Une infiltration de longue haleine
Dès l'été dernier, la CIA a envoyé une équipe clandestine à Caracas pour recueillir des renseignements sur les habitudes du président. Un agent a réussi à infiltrer le gouvernement et à fournir des informations cruciales. Parallèlement, une réplique grandeur nature de la résidence présidentielle a été construite dans le Kentucky, où les forces spéciales se sont entraînées à briser les portes en acier.
Le feu vert de Trump
Le 25 décembre, Donald Trump a donné son autorisation.
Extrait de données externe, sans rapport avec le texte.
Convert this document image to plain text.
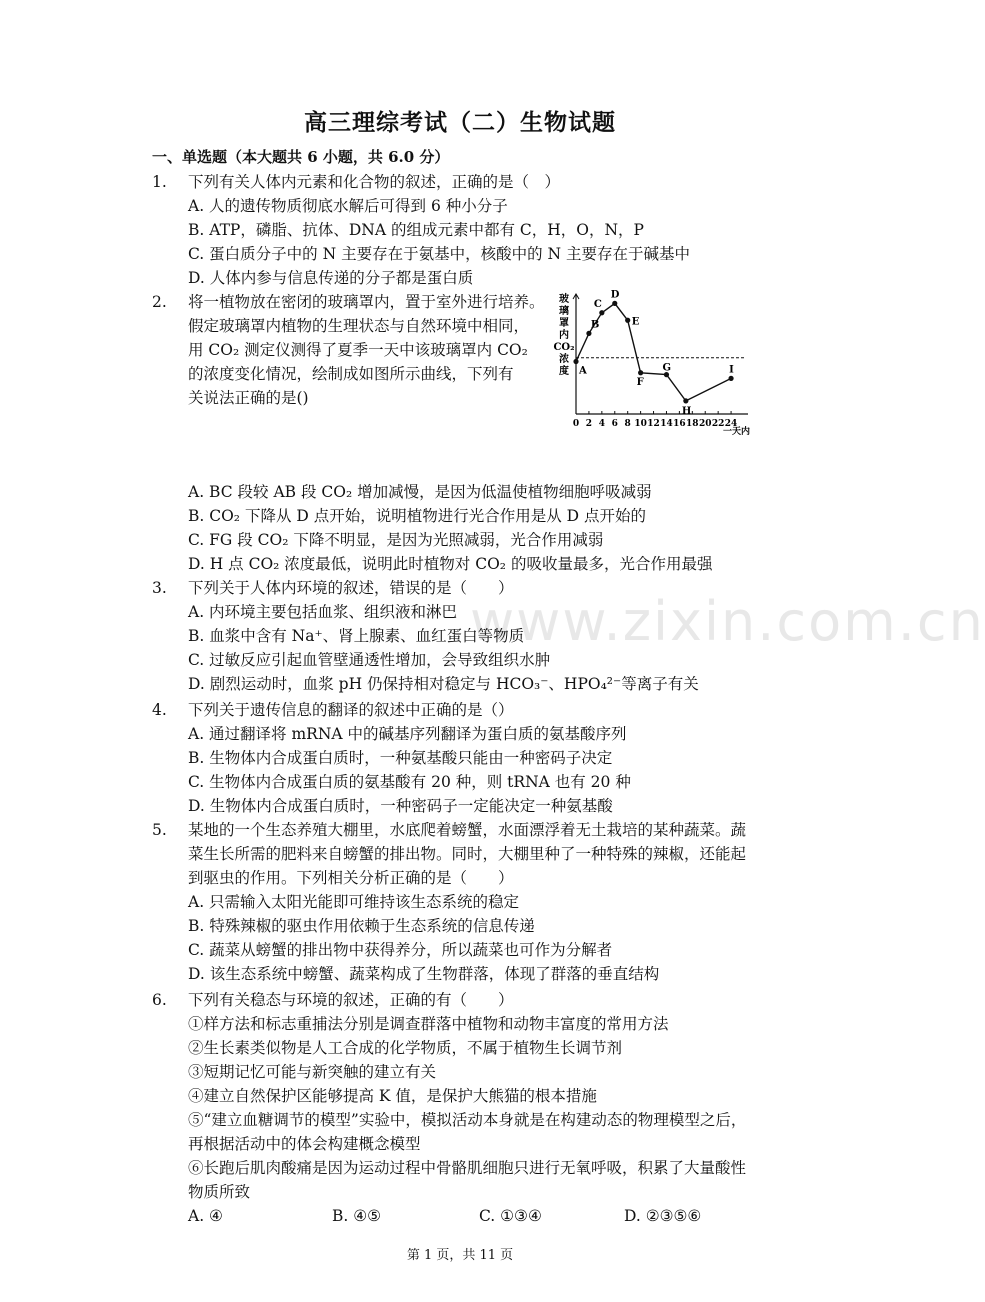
www.zixin.com.cn
高三理综考试（二）生物试题
一、单选题（本大题共 6 小题，共 6.0 分）
1.	下列有关人体内元素和化合物的叙述，正确的是（　）
A. 人的遗传物质彻底水解后可得到 6 种小分子
B. ATP，磷脂、抗体、DNA 的组成元素中都有 C，H，O，N，P
C. 蛋白质分子中的 N 主要存在于氨基中，核酸中的 N 主要存在于碱基中
D. 人体内参与信息传递的分子都是蛋白质
2.	将一植物放在密闭的玻璃罩内，置于室外进行培养。
假定玻璃罩内植物的生理状态与自然环境中相同，
用 CO₂ 测定仪测得了夏季一天中该玻璃罩内 CO₂
的浓度变化情况，绘制成如图所示曲线，下列有
关说法正确的是()
玻
璃
罩
内
CO₂
浓
度
0 2 4 6 8 10 12 14 16 18 20 22 24
一天内
A
B
C
D
E
F
G
H
I
A. BC 段较 AB 段 CO₂ 增加减慢，是因为低温使植物细胞呼吸减弱
B. CO₂ 下降从 D 点开始，说明植物进行光合作用是从 D 点开始的
C. FG 段 CO₂ 下降不明显，是因为光照减弱，光合作用减弱
D. H 点 CO₂ 浓度最低，说明此时植物对 CO₂ 的吸收量最多，光合作用最强
3.	下列关于人体内环境的叙述，错误的是（　　）
A. 内环境主要包括血浆、组织液和淋巴
B. 血浆中含有 Na⁺、肾上腺素、血红蛋白等物质
C. 过敏反应引起血管壁通透性增加，会导致组织水肿
D. 剧烈运动时，血浆 pH 仍保持相对稳定与 HCO₃⁻、HPO₄²⁻等离子有关
4.	下列关于遗传信息的翻译的叙述中正确的是（）
A. 通过翻译将 mRNA 中的碱基序列翻译为蛋白质的氨基酸序列
B. 生物体内合成蛋白质时，一种氨基酸只能由一种密码子决定
C. 生物体内合成蛋白质的氨基酸有 20 种，则 tRNA 也有 20 种
D. 生物体内合成蛋白质时，一种密码子一定能决定一种氨基酸
5.	某地的一个生态养殖大棚里，水底爬着螃蟹，水面漂浮着无土栽培的某种蔬菜。蔬
菜生长所需的肥料来自螃蟹的排出物。同时，大棚里种了一种特殊的辣椒，还能起
到驱虫的作用。下列相关分析正确的是（　　）
A. 只需输入太阳光能即可维持该生态系统的稳定
B. 特殊辣椒的驱虫作用依赖于生态系统的信息传递
C. 蔬菜从螃蟹的排出物中获得养分，所以蔬菜也可作为分解者
D. 该生态系统中螃蟹、蔬菜构成了生物群落，体现了群落的垂直结构
6.	下列有关稳态与环境的叙述，正确的有（　　）
①样方法和标志重捕法分别是调查群落中植物和动物丰富度的常用方法
②生长素类似物是人工合成的化学物质，不属于植物生长调节剂
③短期记忆可能与新突触的建立有关
④建立自然保护区能够提高 K 值，是保护大熊猫的根本措施
⑤“建立血糖调节的模型”实验中，模拟活动本身就是在构建动态的物理模型之后，
再根据活动中的体会构建概念模型
⑥长跑后肌肉酸痛是因为运动过程中骨骼肌细胞只进行无氧呼吸，积累了大量酸性
物质所致
A. ④	B. ④⑤	C. ①③④	D. ②③⑤⑥
第 1 页，共 11 页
Le 2 janvier, la météo étant favorable, le feu vert a été donné à 22h46. Plus de 150 appareils américains ont décollé de vingt bases terrestres et maritimes en Occident. Le système de défense antiaérien vénézuélien a été neutralisé, tandis que des hélicoptères transportant les commandos volaient à trente mètres au-dessus de la mer des Caraïbes. L'un d'eux a été touché mais a pu continuer.
L'assaut final
La région de Caracas a été plongée dans l'obscurité. À 1h01, les commandos ont touché le sol et pénétré dans le palais présidentiel. Les gardes du corps de Maduro ont été tués. Le président a tenté de se réfugier dans une pièce sécurisée, mais n'a pas réussi à fermer la porte à temps. Selon Donald Trump, les forces américaines étaient équipées de chalumeaux puissants pour percer l'acier, mais n'en ont pas eu besoin : il leur aurait fallu environ 47 secondes pour entrer.
Maduro et son épouse Cilia Flores ont été capturés et transférés en hélicoptère à New York. Cette opération marque un tournant dans les relations entre les États-Unis et le Venezuela.